Decolonizing non-Western social transformation

This research will analyze broadly resonating Western narratives on non-Western social transformation and the ways in which its agents engage with these discourses. The research has two key objectives: to explore the (potential) impact of circulating textual and visual representations, and to think about how to deal with the unequal power relations in the context of critical interdependences. The research will use the methods of textual and visual media analysis, semi-structured interviews and participant observation. It will aspire to produce the knowledge relevant beyond academia and to boldly experiment with more inclusive, dialogic and power-balancing research process. In doing so, this research will tell us more about the actual enactment of the position which is critical to both local and global unequal, discriminatory and exploitative power relations.

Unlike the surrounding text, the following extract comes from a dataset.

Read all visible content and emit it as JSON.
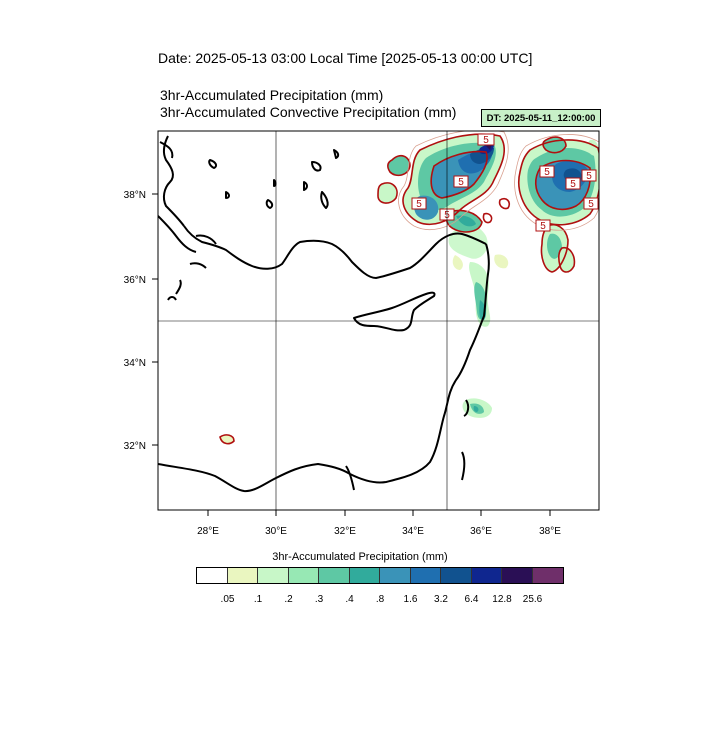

This research focuses on transnational links of Chinese social activist in post-Tiananmen China. It has two key objectives: to explore the dynamics of past and present global activist exchanges and support networks, and to think about how to practice decolonization of activism and its transnational support in the contexts of globally growing authoritarianism, geopolitical tensions, and unequal access to resources.
The project looks at distinct yet interconnected sites of international attention, political and collaborative interests, and Chinese activist initiatives and endeavors. First, it analyses the anglophone media reports on Chinese social activism by being attentive to the interlocked dynamics of international interest in activism, China’s inner politics and policies, and China’s position in global affairs. In this section of research, the attention is placed on the imaginary created and disseminated by the US and the UK media outlets, as well as on the diasporic alliances of the Chinese activists. Second, this research decentres the UK- the US axes of global civil society networks and brings to the fore Sino-Nordic activists exchanges and the importance of the connections of Chinese social activists with their peers from the global South and European postsocialist contexts. Finally, an attempt to think about what it means to do decolonization as a researcher, as a supporter, and as a non-Western social activist comes to be grounded in participation and observation of a series of co-organized knowledge-sharing events and academic writing directed by the activists themselves.